Eric taumelte nach zehn endlosen Minuten endlich durch die Tür in meine Richtung. Sein Blick war so abwertend, so verachtend dass ich es für einen kurzen Moment bereute, hergekommen zu sein. 

"Du bist nicht allen ernstes zu dieser Party gegangen und amüsierst dich jetzt, oder?", fragte ich und verschränkte die Arme vor der Brust. Ich konnte bloß hoffen, dass er meine Angst nicht bemerkte. 

"Was genau sollte ich denn sonst machen? Ich lasse mir den Abend nicht von dir versauen"

Ich schnaubte auf. "Den Abend versauen? Weißt du überhaupt, was du da getan hast? Was du mit angetan hast?" 

Eric lachte. Er lachte laut und deutlich und schüttelte dabei den Kopf. "Wochenlang habe ich mich schon zusammengerissen, dir keine zu verpassen, aber irgendwann brennt bei jedem mal die Sicherung durch" 

Er bereute es nicht. 

Die Erkenntnis traf mich härter als seine Ohrfeige. 

Er bereute es kein bisschen. 

"Du bist so ein Mistkerl. Ich will dich nie wieder sehen", schrie ich und lief auf ihn zu. Ich wollte ihm so weh tun, wie er mir weh getan hatte, doch auch wenn er betrunken war, waren seine Reflexe schnell. Er packte meine Arme und drückte sie zusammen. 

Mit seiner freien Hand packte er mein Haar und zog meinen Kopf so, dass ich ihn ansehen musste. 

"Du tust mir weh", jammerte ich, "schon wieder" 

"Ab jetzt läuft das hier ein bisschen anders, Babe", sang er und schaute mir direkt in die Augen, "du tust gefälligst, was ich dir sage, sonst fängst du dir direkt noch eine, hast du das verstanden?"

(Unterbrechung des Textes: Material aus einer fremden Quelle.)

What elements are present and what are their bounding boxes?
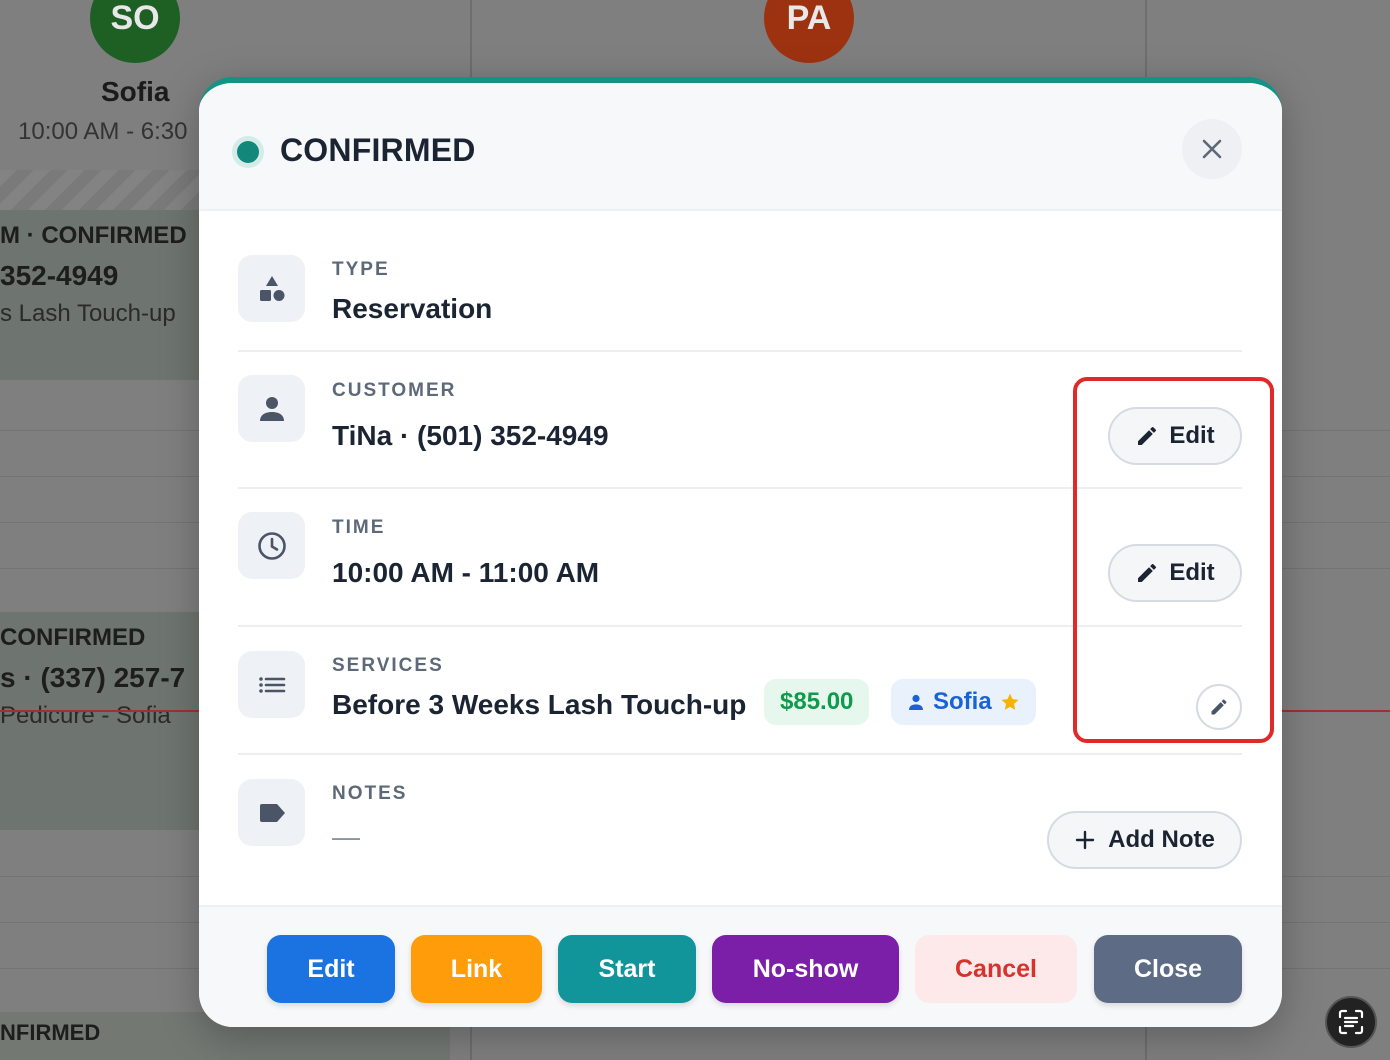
service-name: Before 3 Weeks Lash Touch-up <box>332 689 747 720</box>
edit-customer-button[interactable]: Edit <box>1108 407 1242 465</box>
pencil-icon <box>1138 563 1157 582</box>
star-icon <box>1001 693 1019 710</box>
services-label: SERVICES <box>332 655 444 676</box>
notes-row: NOTES — Add Note <box>238 755 1242 905</box>
edit-services-button[interactable] <box>1196 684 1242 730</box>
edit-time-button[interactable]: Edit <box>1108 544 1242 602</box>
start-button[interactable]: Start <box>558 935 696 1003</box>
tag-icon <box>238 779 305 846</box>
close-button-footer[interactable]: Close <box>1094 935 1242 1003</box>
appointment-phone: 352-4949 <box>0 260 119 291</box>
appointment-phone: s · (337) 257-7 <box>0 662 186 693</box>
services-row: SERVICES Before 3 Weeks Lash Touch-up $8… <box>238 627 1242 755</box>
edit-button-label: Edit <box>307 954 355 983</box>
scan-text-button[interactable] <box>1325 996 1377 1048</box>
link-button-label: Link <box>450 954 503 983</box>
pencil-icon <box>1138 426 1157 445</box>
close-button-label: Close <box>1133 954 1203 983</box>
person-icon <box>909 694 923 710</box>
type-value: Reservation <box>332 293 493 324</box>
type-row: TYPE Reservation <box>238 235 1242 352</box>
edit-label: Edit <box>1169 422 1215 449</box>
service-price: $85.00 <box>780 688 854 715</box>
scan-text-icon <box>1338 1009 1364 1035</box>
customer-value: TiNa · (501) 352-4949 <box>332 420 609 451</box>
service-price-badge: $85.00 <box>764 679 870 725</box>
close-button[interactable] <box>1182 119 1242 179</box>
appointment-status: CONFIRMED <box>0 624 146 651</box>
clock-icon <box>238 512 305 579</box>
time-label: TIME <box>332 517 386 538</box>
no-show-button[interactable]: No-show <box>712 935 899 1003</box>
notes-value: — <box>332 821 360 852</box>
blocked-time <box>0 170 200 210</box>
notes-label: NOTES <box>332 783 408 804</box>
cancel-button-label: Cancel <box>955 954 1037 983</box>
add-note-button[interactable]: Add Note <box>1047 811 1242 869</box>
appointment-details-modal: CONFIRMED TYPE Reservation CUSTOMER TiNa… <box>199 77 1282 1027</box>
appointment-status: NFIRMED <box>0 1020 101 1045</box>
type-label: TYPE <box>332 259 390 280</box>
appointment-service: Pedicure - Sofia <box>0 702 171 729</box>
staff-hours: 10:00 AM - 6:30 <box>18 118 188 145</box>
time-value: 10:00 AM - 11:00 AM <box>332 557 600 588</box>
shapes-icon <box>238 255 305 322</box>
service-staff-name: Sofia <box>933 688 992 715</box>
staff-avatar[interactable]: SO <box>90 0 180 63</box>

Ich war angewidert von diesem Mann, nichts als Hass durchströmte meinen Körper. 

"Fick dich", zischte ich und bevor die Worte meinen Mund komplett verlassen hatten, ließ er meine Arme los und ohrfeigte mich erneut. Ich wollte wegrennen, doch er zog mich an meinen Haaren zurück, drückte mich mit meinem Rücken an seine Brust und schlang seinen Arm um mich. 

"Dann lernst du es eben auf die harte Tour", flüsterte er, ehe er mir mit seinem Knie in den Rücken trat. 

Ich brach vor Schmerz zusammen, konnte nicht einmal weinen oder schreien. Er stellte sich direkt vor mich, schaute auf mich herab, als wäre ich genau da, wo ich seiner Meinung nach sein sollte. 

Eric packte mich, zog mich wieder auf die Beine. "Du wirst jetzt nach Hause gehen und dort auf mich warten", flüsterte er mir erneut ins Ohr. "Und dann kannst du dich später für dein Verhalten entschuldigen" 

Er schubste mich nach vorn, ließ mich endgültig los. Ich schaute ihm hinter her, als er die Bar betrat, um sich weiter zu amüsieren.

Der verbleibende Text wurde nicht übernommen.